I've posted the full proposal including the detailed design and additional sections as a gist here.

14 Likes

I've updated the gist to have a link to the current proposed implementation of this pitch - I'll update that PR as I finalize the optimizations for the implementations while I complete benchmarking of the implementation.

1 Like

If RangeSet is not a set of ranges, it's misnamed. Don't describe its implementation detail; describe the abstraction it presents to the user.

5 Likes

The range-iness of RangeSet isn’t just an implementation detail, it’s a core part of the API and the semantics of the type. When building up a range set, you add and subtract ranges of values rather than individual elements, and the way those ranges are merged and maintained is visible through the type’s interface.

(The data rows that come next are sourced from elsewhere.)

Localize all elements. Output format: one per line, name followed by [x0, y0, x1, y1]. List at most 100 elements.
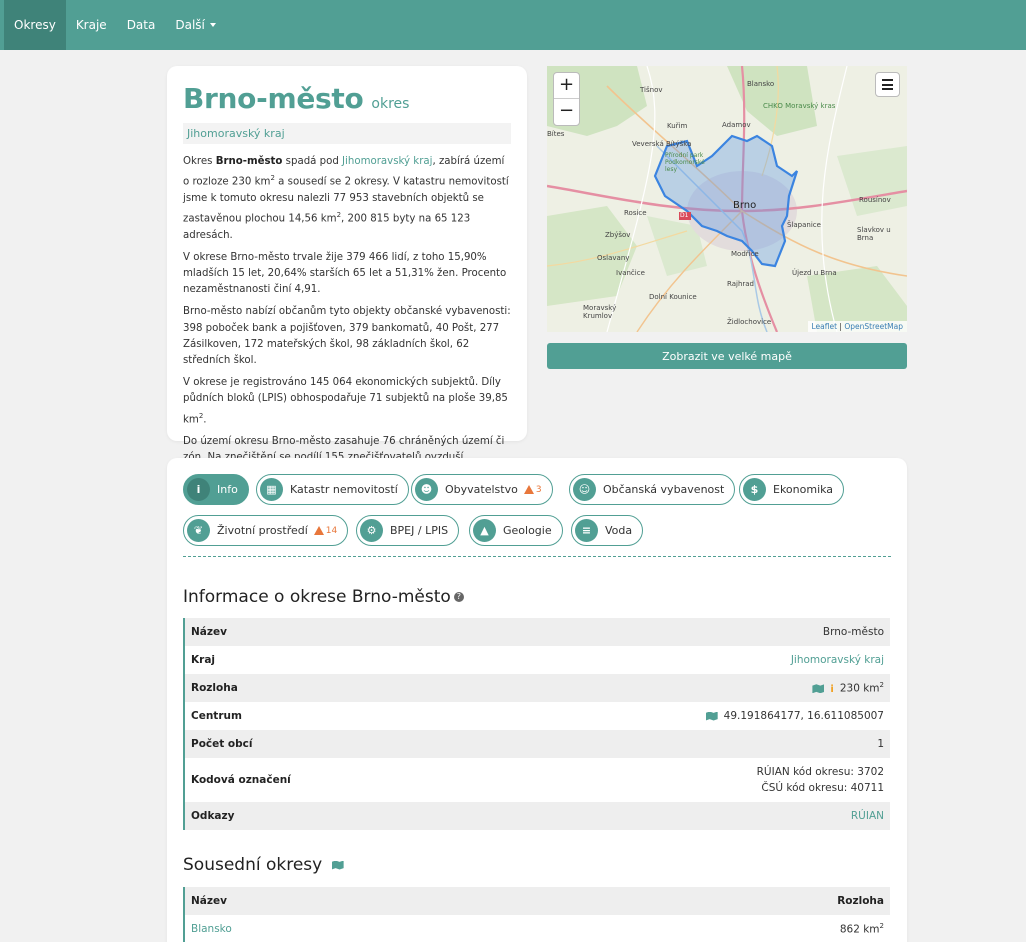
show-big-map-button[interactable]: Zobrazit ve velké mapě: [547, 343, 907, 369]
mountain-icon: ▲: [473, 519, 496, 542]
tab-label: BPEJ / LPIS: [390, 524, 449, 537]
map-label: Veverská Bítýška: [632, 140, 692, 148]
hamburger-line: [882, 83, 893, 86]
dollar-icon: $: [743, 478, 766, 501]
csu-code: ČSÚ kód okresu: 40711: [761, 782, 884, 794]
table-row: Název Brno-město: [185, 618, 890, 646]
table-row: Počet obcí 1: [185, 730, 890, 758]
area-value: 230 km: [839, 682, 880, 695]
map-label: Újezd u Brna: [792, 269, 837, 277]
tab-ekonomika[interactable]: $ Ekonomika: [739, 474, 845, 505]
tabs-divider: [183, 556, 891, 557]
table-row: Rozloha i 230 km2: [185, 674, 890, 702]
map-label: Rosice: [624, 209, 647, 217]
map-label: Tišnov: [640, 86, 663, 94]
tab-obcanska-vybavenost[interactable]: ☺ Občanská vybavenost: [569, 474, 736, 505]
info-icon[interactable]: i: [830, 684, 833, 695]
row-key: Počet obcí: [191, 738, 253, 750]
map-label: Modřice: [731, 250, 759, 258]
map-label: Slavkov u Brna: [857, 226, 891, 242]
map-label: Šlapanice: [787, 221, 821, 229]
map-label: Rajhrad: [727, 280, 754, 288]
district-map[interactable]: Blansko Tišnov Kuřim Adamov CHKO Moravsk…: [547, 66, 907, 332]
hamburger-line: [882, 88, 893, 90]
map-icon[interactable]: [331, 860, 344, 870]
row-value: RÚIAN kód okresu: 3702 ČSÚ kód okresu: 40…: [757, 764, 884, 796]
info-table: Název Brno-město Kraj Jihomoravský kraj …: [183, 618, 890, 830]
leaflet-link[interactable]: Leaflet: [812, 322, 838, 331]
map-label: Blansko: [747, 80, 775, 88]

In the time since this proposal was accepted for previewing, members of the Swift community have had a chance to use RangeSet for a variety of purposes, such as:

  • non-contiguous selections in a collection (as prominently covered in the proposal), representing UI selections and other uses
  • ranges of initialized memory within a larger block, when implementing a simple slab allocator
  • ranges of times that a resource is available

Each of those uses is distinct from what you would use a regular Set for, and relies on the particular range-based behavior of RangeSet.

7 Likes

Sounds like you have the right name then.

4 Likes

Thanks for providing this missing feature.

I suppose that RangeSet should provide documentation with meaningful examples and area of usage. Even in this pitch it is compared to IndexSet.
The IndexSet can be represented by OrderedSet / SortedSet for representing a Set of individual elements. So it should be clear what is the difference between any kind of _Set<Index> and RangeSet.